Devant elle, Bandele *, 17 ans : ce Burkinabais a fui son pays voilà plusieurs années. Il a atterri en France en 2015. Ensemble, ils retracent son parcours à travers l’Afrique pour faire la demande d’asile. Le jeune homme donne des détails, les mois qu’il a dû passer à travailler dans la maçonnerie avant d’avoir assez d’argent pour continuer. Rose-Marie retranscrit les noms de pays, les dates, pose des questions pour essayer de rendre la demande de son parcours le plus claire possible. Autour d’elle, s’amoncellent des piles de dossiers roses, verts, marrons… Chaque personne qui passe dans son bureau a droit au sien. Pas d’ordinateur, un simple téléphone permet à Rose-Marie de travailler. Elle se rappelle de tout, des noms des réfugiés, des procédures, des circulaires. Au bout de 20 minutes, Bandele repart.
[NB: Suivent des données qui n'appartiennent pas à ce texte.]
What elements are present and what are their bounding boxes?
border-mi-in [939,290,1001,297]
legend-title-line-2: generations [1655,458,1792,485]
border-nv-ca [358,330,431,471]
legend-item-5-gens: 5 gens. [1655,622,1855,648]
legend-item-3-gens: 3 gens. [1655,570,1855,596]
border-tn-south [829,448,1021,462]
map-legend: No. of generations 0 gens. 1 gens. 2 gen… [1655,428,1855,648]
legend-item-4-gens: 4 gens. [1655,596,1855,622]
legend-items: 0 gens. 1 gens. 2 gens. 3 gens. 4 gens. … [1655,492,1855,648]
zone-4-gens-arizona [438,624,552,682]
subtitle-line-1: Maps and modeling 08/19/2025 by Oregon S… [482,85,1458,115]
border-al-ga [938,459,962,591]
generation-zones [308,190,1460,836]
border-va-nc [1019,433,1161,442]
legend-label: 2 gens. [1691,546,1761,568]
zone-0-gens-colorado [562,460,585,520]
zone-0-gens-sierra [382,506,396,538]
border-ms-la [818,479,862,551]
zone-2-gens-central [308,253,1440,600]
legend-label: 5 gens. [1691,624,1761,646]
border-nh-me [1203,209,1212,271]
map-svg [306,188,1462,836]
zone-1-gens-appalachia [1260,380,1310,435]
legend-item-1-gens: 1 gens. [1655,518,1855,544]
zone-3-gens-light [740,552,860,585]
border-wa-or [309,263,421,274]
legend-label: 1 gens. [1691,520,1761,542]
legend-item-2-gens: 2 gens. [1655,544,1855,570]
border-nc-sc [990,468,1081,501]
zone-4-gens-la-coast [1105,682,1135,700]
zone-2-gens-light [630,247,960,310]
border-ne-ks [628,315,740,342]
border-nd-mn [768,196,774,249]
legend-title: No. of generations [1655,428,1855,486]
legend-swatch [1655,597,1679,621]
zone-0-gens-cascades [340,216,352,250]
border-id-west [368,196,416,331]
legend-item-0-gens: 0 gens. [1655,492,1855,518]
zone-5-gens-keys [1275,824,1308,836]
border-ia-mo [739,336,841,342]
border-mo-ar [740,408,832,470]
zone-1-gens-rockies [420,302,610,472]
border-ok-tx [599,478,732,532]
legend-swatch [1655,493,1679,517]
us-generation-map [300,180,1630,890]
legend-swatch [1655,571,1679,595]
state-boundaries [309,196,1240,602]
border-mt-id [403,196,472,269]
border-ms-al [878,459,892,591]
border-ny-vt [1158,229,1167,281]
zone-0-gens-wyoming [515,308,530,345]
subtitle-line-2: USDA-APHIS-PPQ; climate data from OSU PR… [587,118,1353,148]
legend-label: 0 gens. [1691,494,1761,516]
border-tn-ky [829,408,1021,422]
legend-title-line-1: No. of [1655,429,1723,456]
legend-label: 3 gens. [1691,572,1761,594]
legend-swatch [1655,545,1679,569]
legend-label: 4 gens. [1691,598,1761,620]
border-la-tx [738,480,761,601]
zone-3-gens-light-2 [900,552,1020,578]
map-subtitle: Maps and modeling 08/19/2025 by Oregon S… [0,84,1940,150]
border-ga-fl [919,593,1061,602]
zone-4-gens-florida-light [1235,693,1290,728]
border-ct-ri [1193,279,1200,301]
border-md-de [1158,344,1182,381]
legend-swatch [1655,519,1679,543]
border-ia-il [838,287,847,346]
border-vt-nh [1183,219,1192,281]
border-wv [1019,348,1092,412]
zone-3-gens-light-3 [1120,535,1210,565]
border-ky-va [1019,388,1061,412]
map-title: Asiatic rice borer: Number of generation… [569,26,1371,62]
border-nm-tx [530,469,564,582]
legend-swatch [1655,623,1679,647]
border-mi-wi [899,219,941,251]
La bénévole plie les feuilles avant de les introduire dans une enveloppe qu’elle enverra à l’Office français de protection des réfugiés et apatrides. Dans le couloir, ça se bouscule un peu, un des visiteurs prend des bouts de papiers disposés dans un coin du bureau sur lesquels sont inscrits des chiffres. Il les distribue dans l’ordre d’arrivée, pour éviter les malentendus. Deux hommes rentrent dans le bureau : « On aimerait être conseillés pour une sortie de prison. » Rose-Marie : « Ah non, je ne m’occupe pas de ça. Attendez, je vais vous donner le numéro de portable de la personne qui pourra vous aider. » Elle ouvre un des répertoires disposés à côté d’elle, écrit le numéro et donne le bout de papier.
Son téléphone sonne. « Oui ? C’est qui ? Bonjour ! ça va ? Pas de problème, passez vendredi, demain je ne serai pas là le matin. Très bien. » Pas de mots inutiles. S’avance alors, vers elle, un garçon. Il s’exprime difficilement en français : « Ma maman ne peut pas venir, elle est très fatiguée. » Il sort de son sac à dos un classeur et en sort des ordonnances. « D’accord, tu dois aller chez l’opticien pour acheter ça. Hum. Je peux vous accompagner samedi, mais pas avant. Tu le diras à ta maman. » Elle répète à plusieurs reprises la phrase. Le garçon acquiesce au bout d’un moment. Il est 15 h et la file d’attente s’allonge encore.